The ten cities participating in the pilot phase of the program were selected from a total of forty-five that applied. They are Little Rock, Arkansas (represented by the Arkansas Center for the Book); Enterprise, Oregon (Fishtrap, Inc.); Miami, Florida (Florida Center for the Literary Arts/Florida Center for the Book); Fresno, California (Fresno County Library); Huntsville, Alabama (Huntsville-Madison County Public Library); Buffalo (Just Buffalo Literary Center); Minneapolis (The Loft Literary Center); Boise, Idaho (Log Cabin Literary Center, Inc.); Brookings and Sioux Falls, South Dakota (South Dakota Center for the Book); and Topeka, Kansas (Topeka-Shawnee County Public Library).

"These ten cities and towns have been really brave in signing on for our maiden voyage," says David Kipen, the former San Francisco Chronicle book editor and critic who was named the NEA's literature director last August. "Mistakes are going to be made; we're going to learn things. So I think it's really gutsy of them." Kipen says the NEA plans to evaluate the program's success after the pilot phase of the Big Read is complete, in May. The goal is to expand the program to a hundred cities by 2007. The list of books from which the cities can choose is also likely to grow.

The NEA's "Reading at Risk" report, released in July 2004, revealed that the number of readers of literature—novels, short stories, poetry, and plays—was "in dramatic decline with fewer than half of American adults now reading literature." From 1982 to 2002, the study found, the number of literary readers in the United States dropped by ten percentage points, and the decline in the percentage of Americans who read literature appears to be quickening. "This report documents a national crisis," NEA Chairman Dana Gioia said at the time. "The decline in reading among every segment of the adult population reflects a general collapse in advanced literacy."

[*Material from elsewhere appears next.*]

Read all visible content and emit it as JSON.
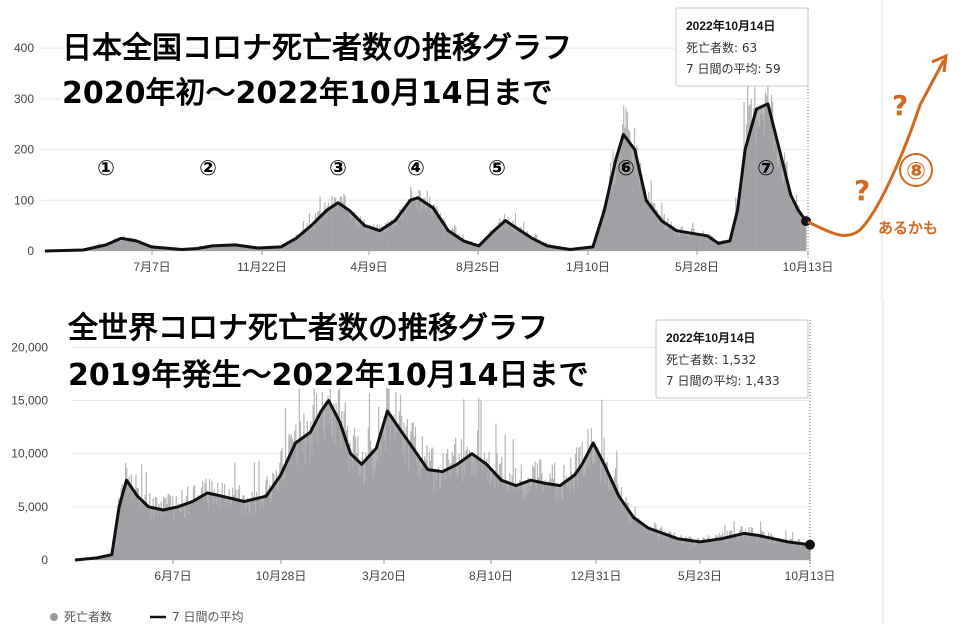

Despite this decline, dozens of cities across the country, as well as others in the U.K., Australia, and Canada, have adopted One Book programs in the last six years. The initiatives have been successful in some places, but, for a variety of reasons, less so in others. Kipen says Chicago and Seattle are two cities that embraced their One Book programs, but that the idea did not catch on as well in Los Angeles. "What happens in too many cases," he says, "is that you have cities concerned with picking up the trash on time undertaking an ambitious reading initiative, and unfortunately it doesn't command the full attention of local officials. How could it? And, alas, it fails to live up to its organizers' hopes."

How, then, does the NEA plan to ensure that the Big Read reaches potential readers? The key component, according to Kipen, is the NEA's partnerships with local arts organizations. "It's all very well to ignore a [program] when it's only coming at you from one direction. But when it's got its tentacles around you—not just from the city fathers but from some combination of the local library, the local arts center, the schools, the chamber of commerce, the newspapers, the public radio station, the public TV station, the commercial TV stations, and heaven knows who else—it's an octopus that becomes much harder to avoid," he says. "Partnerships don't take a huge outlay of money, either, just a bunch of citizens as scared as we are of turning into a nation without readers. When that's the alternative, you'd be surprised how willing folks are to put in a little overtime, whether in my office or around the country."

Though the NEA won't know precisely what impact the Big Read might have until the next U.S. Census, in 2010, Kipen plans to travel to as many of the participating cities as possible to gather anecdotal results. "I want to see firsthand what works, what doesn't," he says. "I want to see the expression on somebody's face as he's realizing that good books aren't medicine—they're food."

Kevin Canfield is a journalist in New York City.